2. Nos últimos tempos, o grande acontecimento mediático internacional esteve centrado nos efeitos dos célebres cartoons sobre Maomé, o profeta do islão.

A querela das imagens marcou o judaísmo, o islão, o cristianismo e não só. As imagens estavam ligadas ao poder. Eram instrumentos de propaganda. No judaísmo, eram sobretudo os excluídos do poder que as repudiavam. A idolatria não estava ligada, apenas, às imagens. Para o profeta Isaías, Israel cai na idolatria, quando confia mais nos recursos militares do que em Deus (Is 31, 1-3). Por vezes, a iconofobia hebraica foi transgredida. Basta pensar nos frescos, com cenas bíblicas, presentes nas ruínas da sinagoga de Dura Europos do século III. O percurso das imagens provocou lutas sangrentas no interior do cristianismo (726-789). Foram legitimadas no II Concílio de Niceia: Deus tornou-se misteriosamente visível, para os homens, no corpo de Jesus. A veneração das imagens não se dirige a elas, mas a quem elas representam. Distinguiu-se a "veneração" a pessoas santas da "adoração" reservada só a Deus. O islão, considerado a última religião monoteísta, herdou a iconofobia semita. Maomé destruiu os ídolos da Ka"ba e, no Corão, pode ler-se que as estátuas são abominação de Satanás.

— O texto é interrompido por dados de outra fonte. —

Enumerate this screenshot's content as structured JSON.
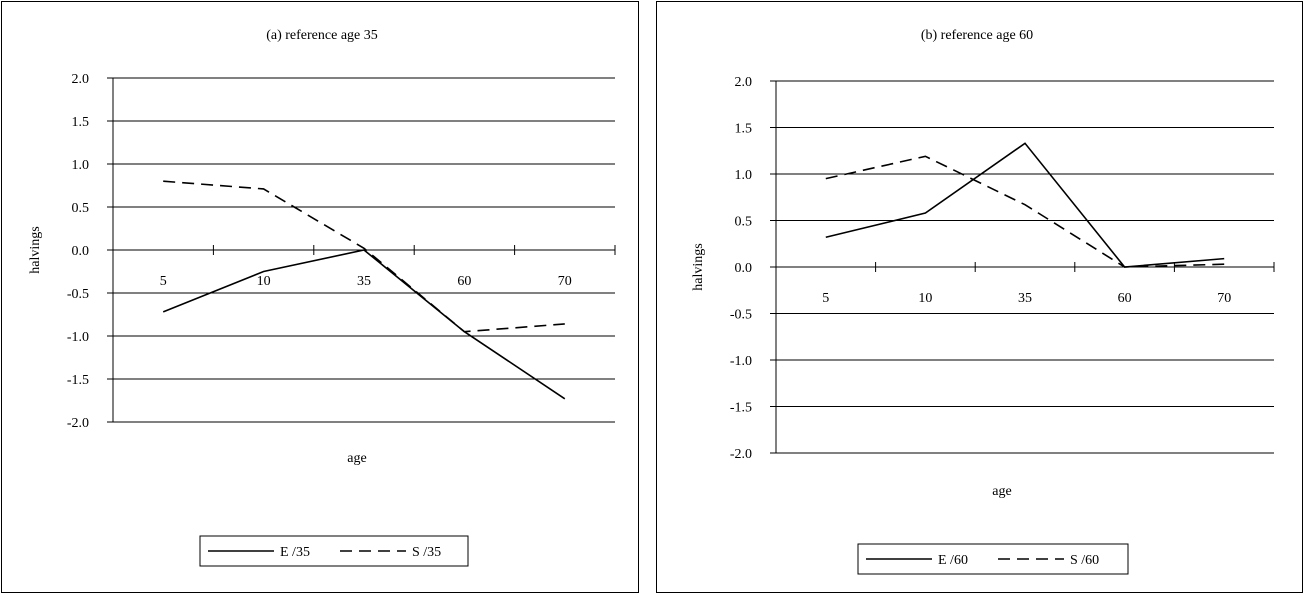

Seria ridículo pensar que a idolatria está, apenas, ligada à iconografia. Quando se encara a letra da Bíblia ou do Corão como ditados de Deus, esse fundamentalismo também é idolátrico.

A Igreja ortodoxa e a Igreja católica romana resvalam facilmente para o excesso do visível, para o excesso das imagens. Podem cair, e caem muitas vezes, no trivial mais trivial em nome do concreto. Numa civilização da tirania da imagem, como é a nossa, só existe o que aparece. Daí as tentações com a televisão.

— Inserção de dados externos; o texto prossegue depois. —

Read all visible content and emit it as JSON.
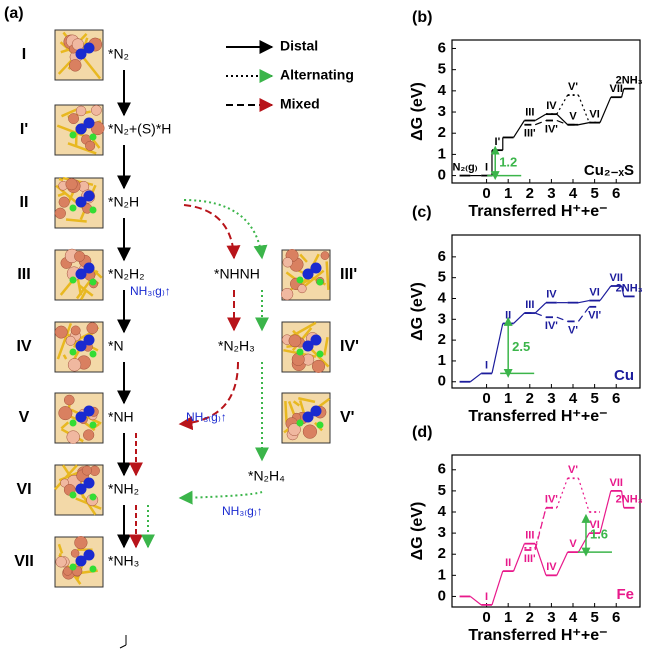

3. O PÚBLICO do domingo passado foi abundante em comentários a diversos aspectos da religião. Destaco, todavia, de Eduardo Cintra Torres, a "Santa televisão" ocupada com a trasladação dos restos mortais da vidente Lúcia para Fátima. Realça que "a importância do evento não pode ser diminuída por se tratar de uma manifestação religiosa. Pelo contrário, a religião tem recuperado por novos caminhos o papel de cimento social nas sociedades contemporâneas ocidentais. Mas daí à unanimidade de toda uma sociedade vai um passo demasiado grande. E aquilo que assistimos no domingo passado constitui um facto de grande relevância não só no aparato televisivo português como na sociedade em geral: os três canais generalistas, representando 3/4 dos espectadores ou mais, transmitiram a mesma cerimónia, muitas vezes com as mesmas imagens, por um período que ocupou mais de nove horas da sua emissão".

É, no entanto, revelador que "os canais alternativos da cabo, satélite e vídeo obtiveram no domingo a segunda melhor audiência do ano. Durante a tarde, esses canais chegaram a ter mais audiência do que qualquer um dos generalistas que transmitia a cerimónia".

Seria importante constituir um grupo de trabalho com sociólogos, antropólogos, psicólogos, peritos em comunicação, pastoralistas, bispos e teólogos, de várias tendências, para analisarem e debaterem o significado de tudo isto na sociedade portuguesa. Que religião é esta? Que alegria traz à vida?

P.S. O documentário do Canal 2 A Fé de cada Um, transmitido na semana passada em torno das imagens de Fátima, pró e contra, seria uma boa peça para esse debate.

 
(1) O Peregrino e o Convertido. A Religião em Movimento, Lisboa, Gradiva, 2005, págs. 26-27.